Burmese presidential spokesman Ye Htut told the Myanmar Freedom newspaper that the group’s contract in Rakhine State would not be extended. He was quoted as saying that the aid group had hired “Bengalis,” the term the Burmese government uses for Rohingya, and lacked transparency in its work.
He criticized the group over its handling of an attack in the remote northern part of the state last month. The UN says more than 40 Rohingya were killed, but the government insists only one Buddhist policeman died.
Photo: AFP
“We have to inevitably make the decision as their presence has more negative impact than benefit,” Ye Htut was quoted as saying by 7 Day newspaper.
The international aid organization had no immediate comment yesterday.
Myanmar, a predominantly Buddhist nation of 60 million, only recently emerged from a half-century of military rule.

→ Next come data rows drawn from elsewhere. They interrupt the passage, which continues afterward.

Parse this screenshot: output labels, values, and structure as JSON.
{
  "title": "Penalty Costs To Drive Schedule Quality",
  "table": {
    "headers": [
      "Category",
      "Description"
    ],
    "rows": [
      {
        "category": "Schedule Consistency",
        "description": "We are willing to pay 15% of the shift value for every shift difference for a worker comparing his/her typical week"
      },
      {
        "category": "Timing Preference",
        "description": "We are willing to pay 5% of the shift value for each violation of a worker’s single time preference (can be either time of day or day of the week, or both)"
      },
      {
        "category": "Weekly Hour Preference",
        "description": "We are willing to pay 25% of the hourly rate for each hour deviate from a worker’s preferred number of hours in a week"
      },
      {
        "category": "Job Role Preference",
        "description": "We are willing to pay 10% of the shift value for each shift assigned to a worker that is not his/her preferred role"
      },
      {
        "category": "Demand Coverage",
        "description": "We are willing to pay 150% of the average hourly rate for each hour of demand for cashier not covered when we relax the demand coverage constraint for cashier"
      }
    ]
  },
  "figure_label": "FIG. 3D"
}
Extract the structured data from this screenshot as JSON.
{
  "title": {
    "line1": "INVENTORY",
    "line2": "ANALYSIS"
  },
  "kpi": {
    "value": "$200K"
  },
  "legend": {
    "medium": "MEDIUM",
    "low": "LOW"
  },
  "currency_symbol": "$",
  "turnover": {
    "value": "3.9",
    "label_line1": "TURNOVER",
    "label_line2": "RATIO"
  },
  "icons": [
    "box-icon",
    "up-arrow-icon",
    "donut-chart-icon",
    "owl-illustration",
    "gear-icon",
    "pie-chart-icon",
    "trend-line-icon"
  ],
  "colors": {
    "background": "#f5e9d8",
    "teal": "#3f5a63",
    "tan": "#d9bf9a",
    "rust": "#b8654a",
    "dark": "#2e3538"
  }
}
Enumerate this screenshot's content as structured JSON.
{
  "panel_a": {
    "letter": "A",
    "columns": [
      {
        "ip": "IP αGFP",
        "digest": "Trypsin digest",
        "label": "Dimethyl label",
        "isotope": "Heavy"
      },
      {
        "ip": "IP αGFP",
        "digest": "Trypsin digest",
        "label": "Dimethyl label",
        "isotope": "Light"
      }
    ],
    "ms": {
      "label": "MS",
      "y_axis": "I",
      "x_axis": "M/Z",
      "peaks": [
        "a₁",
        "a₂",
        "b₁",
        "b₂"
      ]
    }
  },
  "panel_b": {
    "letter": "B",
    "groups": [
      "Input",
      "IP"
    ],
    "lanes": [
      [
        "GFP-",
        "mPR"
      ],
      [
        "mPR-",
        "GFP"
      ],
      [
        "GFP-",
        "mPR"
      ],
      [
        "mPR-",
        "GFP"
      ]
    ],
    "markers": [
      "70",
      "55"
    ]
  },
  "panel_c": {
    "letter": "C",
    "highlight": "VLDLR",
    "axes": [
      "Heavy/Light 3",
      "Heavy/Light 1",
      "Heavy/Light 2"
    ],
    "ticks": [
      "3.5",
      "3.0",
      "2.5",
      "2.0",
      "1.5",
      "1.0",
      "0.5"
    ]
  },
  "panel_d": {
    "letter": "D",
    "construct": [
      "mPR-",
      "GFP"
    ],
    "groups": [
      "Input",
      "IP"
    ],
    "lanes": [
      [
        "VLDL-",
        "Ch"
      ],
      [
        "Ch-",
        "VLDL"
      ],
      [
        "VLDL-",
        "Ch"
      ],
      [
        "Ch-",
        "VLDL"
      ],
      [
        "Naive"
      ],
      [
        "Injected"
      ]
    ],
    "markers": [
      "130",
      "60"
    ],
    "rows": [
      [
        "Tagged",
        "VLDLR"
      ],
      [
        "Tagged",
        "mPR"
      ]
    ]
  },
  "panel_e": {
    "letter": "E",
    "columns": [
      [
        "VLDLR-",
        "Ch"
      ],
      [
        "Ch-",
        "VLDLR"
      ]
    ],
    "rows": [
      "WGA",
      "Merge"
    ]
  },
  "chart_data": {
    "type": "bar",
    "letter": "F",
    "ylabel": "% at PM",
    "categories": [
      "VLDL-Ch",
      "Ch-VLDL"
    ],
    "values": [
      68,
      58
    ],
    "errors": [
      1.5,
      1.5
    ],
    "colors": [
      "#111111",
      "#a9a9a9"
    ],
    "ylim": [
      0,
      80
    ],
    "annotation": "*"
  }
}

Since then, ethnic tensions have swept Rakhine State, raising concerns from the US and other members of the international community that the bloodshed could undermine the government’s democratic reforms. Up to 280 people have been killed and tens of thousands more have fled their homes, most of them Rohingya.
Since the violence erupted in June 2012, Doctors Without Borders has worked in 15 camps for the displaced people in Rakhine State.
For many of the sickest patients, the organization offers the best and sometimes only care available, because traveling outside the camps for treatment in local Buddhist-run hospitals can be dangerous and expensive.
However, the aid group has worked to help smooth the referral process for emergency transport from some camps.
Due to increasing threats and intimidation from a group of Rakhine Buddhists who have been holding near daily protests against Doctors Without Borders, the organization has said its activities have been severely hampered and that it has not received enough government support.